Lunchtime sessions included a presentation by the Women's Community Clinic, a free health clinic for women that recently moved into the dental school's neighborhood of Pacific Heights. A representative from La Casa de las Madres, San Francisco's oldest domestic violence nonprofit (which provides shelter, counseling, and other services for victims of domestic violence) visited the dental school for a lunchtime training session. La Casa de la Madres' presentation was geared toward helping dental professionals better recognize victims of domestic abuse in their clinics and practices. A special seminar for employees offered information on a wide range of health issues affecting women throughout their lives.
The special events culminated when the school offered free oral health screenings to women in the general community. Numerous people took advantage of this opportunity to get screenings.
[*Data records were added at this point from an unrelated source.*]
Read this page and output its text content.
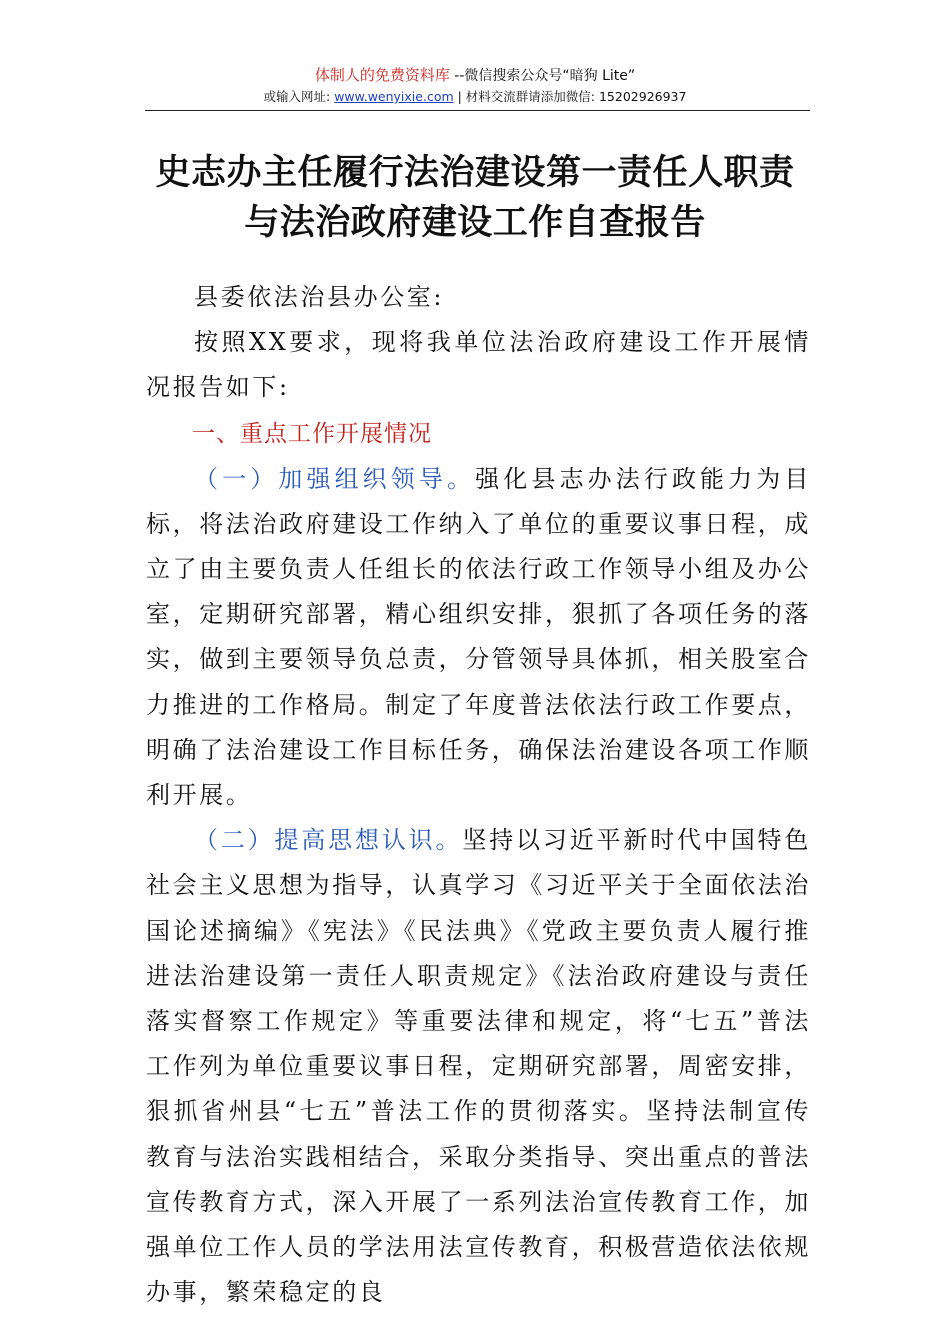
体制人的免费资料库 --微信搜索公众号“暗狗 Lite”
或输入网址: www.wenyixie.com | 材料交流群请添加微信: 15202926937
史志办主任履行法治建设第一责任人职责
与法治政府建设工作自查报告

县委依法治县办公室:

按照XX要求，现将我单位法治政府建设工作开展情况报告如下:

一、重点工作开展情况

（一）加强组织领导。强化县志办法行政能力为目标，将法治政府建设工作纳入了单位的重要议事日程，成立了由主要负责人任组长的依法行政工作领导小组及办公室，定期研究部署，精心组织安排，狠抓了各项任务的落实，做到主要领导负总责，分管领导具体抓，相关股室合力推进的工作格局。制定了年度普法依法行政工作要点，明确了法治建设工作目标任务，确保法治建设各项工作顺利开展。

（二）提高思想认识。坚持以习近平新时代中国特色社会主义思想为指导，认真学习《习近平关于全面依法治国论述摘编》《宪法》《民法典》《党政主要负责人履行推进法治建设第一责任人职责规定》《法治政府建设与责任落实督察工作规定》等重要法律和规定，将“七五”普法工作列为单位重要议事日程，定期研究部署，周密安排，狠抓省州县“七五”普法工作的贯彻落实。坚持法制宣传教育与法治实践相结合，采取分类指导、突出重点的普法宣传教育方式，深入开展了一系列法治宣传教育工作，加强单位工作人员的学法用法宣传教育，积极营造依法依规办事，繁荣稳定的良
Many had their questions about oral health answered and met with dental students and faculty.
The dental school also offered a handful of fitness activities in conjunction with Women's Health Week. Several of the school's current fitness programs offered events during the week, including Wednesday Boot Camp, Thursday Weekly Walks, and a lunchtime Tai Chi class.
"National Women's Health Week offered us another platform to communicate the importance of oral health to overall health," said Dr. Richard E. Fredekind, Associate Dean for Clinical Services. "In addition to informative presentations and healthy activities, we were able to provide screenings and education that will help women stay on a path to better oral health."